# ICML 2025 End-to-End Large Language Model Watermark Framework: Technical Analysis of E2E-LLM-Watermark

> This article introduces E2E-LLM-Watermark, an end-to-end logits watermark framework accepted by ICML 2025, which achieves a balance between robustness against text editing attacks and generation quality through joint optimization of encoder and decoder.

- 板块: [Openclaw Llm](https://www.zingnex.cn/en/forum/board/openclaw-llm)
- 发布时间: 2026-06-16T00:43:29.000Z
- 最近活动: 2026-06-16T00:51:01.528Z
- 热度: 139.9
- 关键词: LLM水印, 端到端训练, ICML 2025, 文本溯源, 内容安全, logits扰动, 生成式AI
- 页面链接: https://www.zingnex.cn/en/forum/thread/icml-2025-e2e-llm-watermark
- Canonical: https://www.zingnex.cn/forum/thread/icml-2025-e2e-llm-watermark
- Markdown 来源: floors_fallback

---

## Guide to ICML 2025 End-to-End LLM Watermark Framework E2E-LLM-Watermark

This article introduces E2E-LLM-Watermark, an end-to-end logits watermark framework accepted by ICML 2025, developed and open-sourced on GitHub by KahimWong (link: https://github.com/KahimWong/E2E-LLM-Watermark, release date: 2026-06-16). By jointly optimizing the encoder and decoder and performing watermark perturbation at the logits level, this framework aims to address the vulnerability of traditional separate watermarking methods to text editing attacks, achieving a balance between robustness and generation quality.

## Research Background: Challenges in Generative AI Content Tracing and Limitations of Traditional Watermarking

With the improvement of LLM capabilities, secure tracing and copyright protection of generative AI content have become a focus. Watermarking technology can embed invisible identifiers, but traditional methods design the encoder and decoder separately, making them vulnerable to text editing attacks such as rewriting, synonym replacement, and paraphrasing—minor modifications can destroy the watermark signal and lead to detection failure.

## Core Ideas and Technical Implementation Details

E2E-LLM-Watermark adopts an end-to-end training paradigm, jointly optimizing the encoder and decoder, and operates directly at the logits level instead of the token sequence after sampling.
- **Logits Perturbation Mechanism**: Controllable perturbation is applied to the logits distribution at each step of autoregressive generation. A small learnable delta is added to positions selected from the top-k candidate tokens, balancing naturalness and recognizability.
- **Online Prompt Strategy**: Addresses the non-differentiable problem of sampling. During training, generated samples are collected in real-time to update the decoder's detection capability, maintaining the integrity of end-to-end optimization.
- **Unified Evaluation Pipeline**: Supports two types of metrics: detection robustness (scenarios like no attack, context replacement, paraphrasing) and text quality (PPL, diversity, BLEU, code pass@1).

## Experimental Validation: Balanced Performance Between Robustness and Text Quality

Validated on OPT-1.3B and Llama-2-7B models:
- When facing various text editing attacks, the detection accuracy is significantly better than traditional separate methods;
- Text quality is comparable to the watermark-free baseline;
- Shows stronger resistance to paraphrasing attacks (reorganizing sentence structure without changing semantics) because the watermark signal is more closely tied to semantics.

## Code Structure and Quick Start Guide

The project repository has a clear structure: training scripts (train/), watermark implementation (watermark/), evaluation tools (evaluation/), and pre-trained checkpoints (ckpt/).
Quick start process:
1. Modify training parameters (train/config.py);
2. Set up Hugging Face authentication;
3. Run the training script;
4. Use test.py for evaluation (supports multiple scenarios, switchable via command-line parameters).
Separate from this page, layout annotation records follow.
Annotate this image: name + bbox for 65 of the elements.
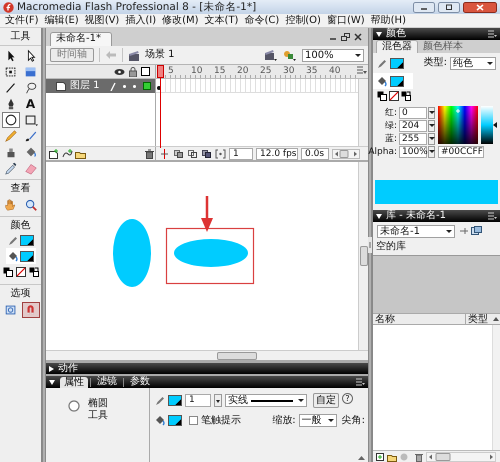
stroke-width-field[interactable]: 1: [185, 394, 211, 407]
frame-number: 40: [329, 66, 342, 78]
tool-name: 椭圆: [88, 398, 108, 410]
menu-item[interactable]: 编辑(E): [42, 14, 82, 26]
checkbox-label: 笔触提示: [201, 414, 241, 426]
channel-field[interactable]: 255: [399, 132, 427, 144]
menu-item[interactable]: 文本(T): [202, 14, 242, 26]
column-header[interactable]: 类型: [466, 314, 492, 324]
library-dropdown[interactable]: 未命名-1: [377, 224, 455, 238]
stroke-style-dropdown[interactable]: 实线: [225, 394, 307, 407]
section-title: 颜色: [0, 216, 41, 232]
custom-button[interactable]: 自定: [313, 393, 339, 408]
scene-label: 场景 1: [145, 49, 175, 61]
menu-item[interactable]: 视图(V): [82, 14, 122, 26]
document-tab[interactable]: 未命名-1*: [50, 32, 112, 46]
field-label: 缩放:: [272, 414, 296, 426]
zoom-dropdown[interactable]: 100%: [302, 48, 364, 62]
frame-number: 10: [191, 66, 204, 78]
window-title: Macromedia Flash Professional 8 - [未命名-1*]: [17, 1, 256, 13]
field-label: 类型:: [424, 57, 447, 69]
frame-number: 25: [260, 66, 272, 78]
menu-item[interactable]: 命令(C): [241, 14, 282, 26]
menu-item[interactable]: 控制(O): [282, 14, 324, 26]
panel-tab[interactable]: 颜色样本: [418, 41, 468, 53]
panel-title: 颜色: [386, 28, 406, 40]
text-tool[interactable]: A: [22, 96, 40, 112]
panel-title: 库 - 未命名-1: [386, 210, 446, 222]
section-title: 查看: [0, 179, 41, 195]
frame-number: 35: [306, 66, 318, 78]
frame-number: 15: [214, 66, 226, 78]
help-icon[interactable]: ?: [342, 393, 353, 404]
menu-item[interactable]: 窗口(W): [324, 14, 368, 26]
menu-item[interactable]: 帮助(H): [368, 14, 409, 26]
frame-number: 20: [237, 66, 250, 78]
elapsed-time-field: 0.0s: [301, 148, 329, 160]
panel-title: 工具: [0, 28, 41, 46]
channel-label: 蓝:: [384, 132, 397, 145]
frame-rate-field: 12.0 fps: [256, 148, 298, 160]
menu-item[interactable]: 修改(M): [159, 14, 202, 26]
panel-tab[interactable]: 参数: [126, 376, 154, 388]
current-frame-field: 1: [229, 148, 253, 160]
panel-title: 动作: [58, 362, 78, 374]
channel-label: 红:: [384, 106, 397, 119]
frame-number: 5: [168, 66, 175, 78]
menu-item[interactable]: 插入(I): [122, 14, 160, 26]
menu-item[interactable]: 文件(F): [2, 14, 42, 26]
channel-field[interactable]: 0: [399, 106, 427, 118]
panel-tab[interactable]: 混色器: [376, 40, 418, 53]
panel-tab[interactable]: 属性: [60, 377, 88, 388]
library-status: 空的库: [375, 240, 407, 254]
tool-name: 工具: [88, 410, 108, 422]
layer-row[interactable]: 图层 1: [46, 79, 156, 93]
timeline-button[interactable]: 时间轴: [50, 48, 94, 62]
section-title: 选项: [0, 284, 41, 300]
channel-label: 绿:: [384, 120, 397, 132]
scale-dropdown[interactable]: 一般: [298, 414, 337, 427]
panel-tab[interactable]: 滤镜: [93, 376, 121, 388]
channel-field[interactable]: 100%: [399, 146, 427, 158]
frame-number: 30: [283, 66, 296, 78]
column-header[interactable]: 名称: [373, 314, 466, 324]
channel-label: Alpha:: [368, 146, 397, 156]
field-label: 尖角:: [342, 414, 365, 426]
type-dropdown[interactable]: 纯色: [450, 56, 496, 70]
hex-field[interactable]: #00CCFF: [438, 146, 484, 158]
channel-field[interactable]: 204: [399, 120, 427, 132]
## Academic Impact and Future Outlook

**Academic Impact**: This work was accepted by ICML 2025, representing the latest progress in the LLM watermarking field. It marks a paradigm shift from heuristic design to learning-driven design, built on the MarkLLM evaluation framework and pioneering works such as SIR, TSW, and UPV.
**Application Value**: Suitable for scenarios requiring content tracing, such as news generation, academic writing assistance, and code generation platforms. It can be fine-tuned for specific scenarios to optimize the robustness-quality trade-off.
**Future Directions**: Expand to multilingual support, integrate larger models (e.g., GPT-4 level), and explore more complex attack scenarios (e.g., intelligent rewriting by large models).